Moms with COVID-19 Should Be Separated From Their Newborns in Hospital, CDC Says

When you think about practicing proper social distancing, you likely to think about staying away from gatherings of multiple people, or even essential public spaces, like grocery stores, if you can help it. But some physicians have begun applying the concept to labor and delivery. Although New York Governor Andrew Cuomo just blocking hospitals' policy to separate expectant parents in the delivery room, current Centers for Disease Control and Prevention (CDC) and American College of Obstetricians and Gynecology (ACOG) recommendations could require that new parents diagnosed with COVID-19 be separated from their newborn.

THE ACOG says that a mom who has been diagnosed with COVID-19 or is a person under investigation should be temporarily separated from her newborn.

In an effort to reduce the transmission of the novel coronavirus, facilities should consider putting the infant and infected parent in separate rooms, the ACOG noted.

The CDC echoes this guidance and explains that the decision to end the separation "should be made on a case-by-case basis."

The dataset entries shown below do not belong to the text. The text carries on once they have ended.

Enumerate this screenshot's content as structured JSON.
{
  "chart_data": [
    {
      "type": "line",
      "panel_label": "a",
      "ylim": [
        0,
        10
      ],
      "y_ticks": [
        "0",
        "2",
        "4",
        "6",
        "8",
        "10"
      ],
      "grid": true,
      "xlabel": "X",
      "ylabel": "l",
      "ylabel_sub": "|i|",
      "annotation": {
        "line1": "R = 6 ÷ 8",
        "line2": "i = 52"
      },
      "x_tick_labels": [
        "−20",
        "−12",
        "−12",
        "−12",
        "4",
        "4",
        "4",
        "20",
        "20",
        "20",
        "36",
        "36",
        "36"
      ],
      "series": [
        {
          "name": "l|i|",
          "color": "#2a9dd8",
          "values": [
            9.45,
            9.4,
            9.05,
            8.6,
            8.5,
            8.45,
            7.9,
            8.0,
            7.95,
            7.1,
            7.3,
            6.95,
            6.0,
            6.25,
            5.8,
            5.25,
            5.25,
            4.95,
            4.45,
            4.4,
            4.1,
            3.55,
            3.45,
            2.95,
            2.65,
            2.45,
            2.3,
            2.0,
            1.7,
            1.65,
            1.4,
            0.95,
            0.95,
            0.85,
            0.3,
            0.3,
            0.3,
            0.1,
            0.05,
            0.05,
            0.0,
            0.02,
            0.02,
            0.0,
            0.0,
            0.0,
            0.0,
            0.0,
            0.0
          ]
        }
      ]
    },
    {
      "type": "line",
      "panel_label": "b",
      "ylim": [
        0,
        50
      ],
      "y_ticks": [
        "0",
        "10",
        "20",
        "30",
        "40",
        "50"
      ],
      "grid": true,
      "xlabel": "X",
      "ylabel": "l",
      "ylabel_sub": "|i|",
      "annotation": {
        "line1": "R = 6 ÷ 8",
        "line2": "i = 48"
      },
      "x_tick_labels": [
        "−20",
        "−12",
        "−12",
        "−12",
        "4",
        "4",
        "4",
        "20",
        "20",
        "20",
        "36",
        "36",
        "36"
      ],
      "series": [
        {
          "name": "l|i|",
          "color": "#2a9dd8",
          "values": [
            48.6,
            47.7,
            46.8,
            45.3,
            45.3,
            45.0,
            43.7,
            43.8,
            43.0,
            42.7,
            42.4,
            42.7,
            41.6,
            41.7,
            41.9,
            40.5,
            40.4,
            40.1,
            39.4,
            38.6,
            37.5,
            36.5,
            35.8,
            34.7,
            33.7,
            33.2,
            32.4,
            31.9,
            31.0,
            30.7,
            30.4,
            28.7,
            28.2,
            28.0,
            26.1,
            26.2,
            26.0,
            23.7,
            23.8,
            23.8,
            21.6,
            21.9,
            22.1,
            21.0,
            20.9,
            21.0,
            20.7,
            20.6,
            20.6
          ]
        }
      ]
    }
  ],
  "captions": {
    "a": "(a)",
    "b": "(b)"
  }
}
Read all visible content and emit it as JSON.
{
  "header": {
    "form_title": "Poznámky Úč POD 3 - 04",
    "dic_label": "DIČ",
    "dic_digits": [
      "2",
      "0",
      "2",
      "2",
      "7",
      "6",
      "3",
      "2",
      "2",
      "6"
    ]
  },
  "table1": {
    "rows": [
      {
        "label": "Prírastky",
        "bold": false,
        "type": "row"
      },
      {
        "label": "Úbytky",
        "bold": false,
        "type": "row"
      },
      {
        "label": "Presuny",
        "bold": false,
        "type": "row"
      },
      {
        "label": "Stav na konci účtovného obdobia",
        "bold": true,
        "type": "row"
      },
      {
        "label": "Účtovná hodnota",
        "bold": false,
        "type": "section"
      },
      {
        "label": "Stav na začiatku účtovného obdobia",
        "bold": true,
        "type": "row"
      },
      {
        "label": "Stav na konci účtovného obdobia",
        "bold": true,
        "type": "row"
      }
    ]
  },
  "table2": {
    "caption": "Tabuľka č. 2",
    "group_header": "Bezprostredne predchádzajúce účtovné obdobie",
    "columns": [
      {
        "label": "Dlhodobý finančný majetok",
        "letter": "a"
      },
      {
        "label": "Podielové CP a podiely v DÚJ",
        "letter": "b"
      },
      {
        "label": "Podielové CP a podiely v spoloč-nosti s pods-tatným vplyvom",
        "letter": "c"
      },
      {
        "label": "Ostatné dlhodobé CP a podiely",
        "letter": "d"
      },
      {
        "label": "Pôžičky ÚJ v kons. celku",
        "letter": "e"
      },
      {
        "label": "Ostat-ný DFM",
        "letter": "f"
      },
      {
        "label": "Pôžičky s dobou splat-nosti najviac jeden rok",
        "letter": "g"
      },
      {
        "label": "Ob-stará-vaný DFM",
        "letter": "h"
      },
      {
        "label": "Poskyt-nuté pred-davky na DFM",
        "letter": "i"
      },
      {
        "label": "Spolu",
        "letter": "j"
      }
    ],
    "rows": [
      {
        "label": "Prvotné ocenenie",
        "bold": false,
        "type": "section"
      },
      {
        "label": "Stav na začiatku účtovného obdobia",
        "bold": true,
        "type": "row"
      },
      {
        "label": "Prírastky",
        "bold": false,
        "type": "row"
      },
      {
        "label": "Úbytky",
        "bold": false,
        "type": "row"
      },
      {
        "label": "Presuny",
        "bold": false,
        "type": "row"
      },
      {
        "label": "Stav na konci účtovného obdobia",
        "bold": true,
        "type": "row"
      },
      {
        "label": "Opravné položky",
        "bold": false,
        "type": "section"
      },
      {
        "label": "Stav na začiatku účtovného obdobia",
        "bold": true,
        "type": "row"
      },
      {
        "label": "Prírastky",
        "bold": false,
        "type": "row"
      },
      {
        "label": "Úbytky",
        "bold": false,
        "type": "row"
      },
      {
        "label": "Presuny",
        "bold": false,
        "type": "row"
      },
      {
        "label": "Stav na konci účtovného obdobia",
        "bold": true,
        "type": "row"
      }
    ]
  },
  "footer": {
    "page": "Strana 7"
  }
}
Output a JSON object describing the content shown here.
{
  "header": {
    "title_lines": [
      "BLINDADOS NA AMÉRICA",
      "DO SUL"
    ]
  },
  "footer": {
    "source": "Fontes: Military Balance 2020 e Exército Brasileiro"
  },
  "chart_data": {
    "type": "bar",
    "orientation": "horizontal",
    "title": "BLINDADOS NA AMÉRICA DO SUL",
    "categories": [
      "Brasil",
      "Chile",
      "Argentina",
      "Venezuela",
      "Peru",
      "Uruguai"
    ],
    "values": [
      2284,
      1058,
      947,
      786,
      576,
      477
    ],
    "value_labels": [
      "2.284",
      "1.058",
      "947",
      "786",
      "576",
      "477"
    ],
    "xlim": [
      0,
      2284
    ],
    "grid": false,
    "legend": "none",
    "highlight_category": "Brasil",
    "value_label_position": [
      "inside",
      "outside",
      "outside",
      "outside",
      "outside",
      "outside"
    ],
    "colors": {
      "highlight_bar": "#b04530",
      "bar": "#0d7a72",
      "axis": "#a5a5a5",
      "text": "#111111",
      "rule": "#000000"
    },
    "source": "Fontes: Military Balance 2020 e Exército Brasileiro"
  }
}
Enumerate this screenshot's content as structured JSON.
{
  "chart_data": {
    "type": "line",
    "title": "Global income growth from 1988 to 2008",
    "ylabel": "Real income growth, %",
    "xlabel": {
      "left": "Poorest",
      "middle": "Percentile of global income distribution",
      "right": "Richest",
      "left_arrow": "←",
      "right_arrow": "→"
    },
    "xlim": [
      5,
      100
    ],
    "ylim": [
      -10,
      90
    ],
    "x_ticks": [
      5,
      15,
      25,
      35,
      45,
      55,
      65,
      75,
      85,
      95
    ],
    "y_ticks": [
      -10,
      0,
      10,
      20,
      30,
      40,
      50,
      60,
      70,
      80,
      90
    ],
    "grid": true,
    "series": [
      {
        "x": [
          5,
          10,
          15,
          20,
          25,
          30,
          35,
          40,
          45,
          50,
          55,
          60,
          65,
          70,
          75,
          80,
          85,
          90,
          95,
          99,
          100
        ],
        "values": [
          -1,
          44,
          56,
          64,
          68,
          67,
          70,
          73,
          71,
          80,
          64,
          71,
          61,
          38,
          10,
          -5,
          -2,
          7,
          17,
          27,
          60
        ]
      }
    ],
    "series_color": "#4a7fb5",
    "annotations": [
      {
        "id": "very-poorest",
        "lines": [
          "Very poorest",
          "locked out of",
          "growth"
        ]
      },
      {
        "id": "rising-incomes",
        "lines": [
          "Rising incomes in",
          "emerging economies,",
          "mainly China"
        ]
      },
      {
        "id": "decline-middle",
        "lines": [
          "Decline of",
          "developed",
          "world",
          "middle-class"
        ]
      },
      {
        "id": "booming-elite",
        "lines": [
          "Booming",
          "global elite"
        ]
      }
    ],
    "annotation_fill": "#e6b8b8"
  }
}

Clinicians, infection prevention and control specialists, and public health officials should all weigh in, according to the CDC. The decision should take into account disease severity, illness signs and symptoms, and results of laboratory testing for the virus that causes COVID-19, SARS-CoV-2.

Basically, new parents infected with the novel coronavirus, SARS-CoV-2, are subject to the same considerations and transmission-based precautions for any patient hospitalized with COVID-19.

There are also new guidelines on breastfeeding.

The CDC has developed Interim Guidance on Breastfeeding for a Mother Confirmed or Under Investigation for COVID-19, although the decision whether and how to breastfeed should be determined by the mother in coordination with her family and health care practitioners.

Experts aren't necessarily concerned that the virus will pass through breast milk, but instead, an infected mother might transmit the virus via respiratory droplets while breastfeeding.  

The ACOG advised, "A mother with confirmed COVID-19 or who is a symptomatic [person under investigation] should take all possible precautions to avoid spreading the virus to her infant, including washing her hands before touching the infant and wearing a face mask, if possible, while breastfeeding. If expressing breast milk with a manual or electric breast pump, the mother should wash her hands before touching any pump or bottle parts and follow recommendations for proper pump cleaning after each use. If possible, consider having someone who is well feed the expressed breast milk to the infant."

As of right now, hospitals such as Johns Hopkins Hospital and Mass General Hospital are already taking these recommendations into consideration.

“It comes down to assessment of risk versus benefits,” Dr. Jeanne Sheffield, director of obstetrics and maternal-fetal medicine at Johns Hopkins, told USA Today. “Right now, we have come down to say that the risk of skin-to-skin breastfeeding COVID positive moms is high enough.”

And on its website, Mass General explained, "To reduce the risk of this transmission, temporarily separating a mother who has suspected or confirmed COVID-19 from her baby may be recommended by the health care team. This will be discussed in detail with you and your family at the hospital where you will have a chance to ask questions of both your OB provider and the baby’s newborn team. Mothers can still express breast milk and this milk should be fed to the newborn by a healthy caregiver."

Ultimately, the decision to separate from a newborn to prevent transmission of the disease will be a heart-wrenching one for any parent.

For that reason, let's hope health care providers work with their patients to land on the right care and, if absolutely necessary, isolation plan. 

As Dr. Christian Pettker, chief of obstetrics at Yale New Haven Hospital in Connecticut and associate professor at Yale School of Medicine, told Today, separation "decisions are generally made through shared decision-making with the patient and health care provider and weighing the risks and benefits. Women are allowed to make their own health care decisions and decisions for their children."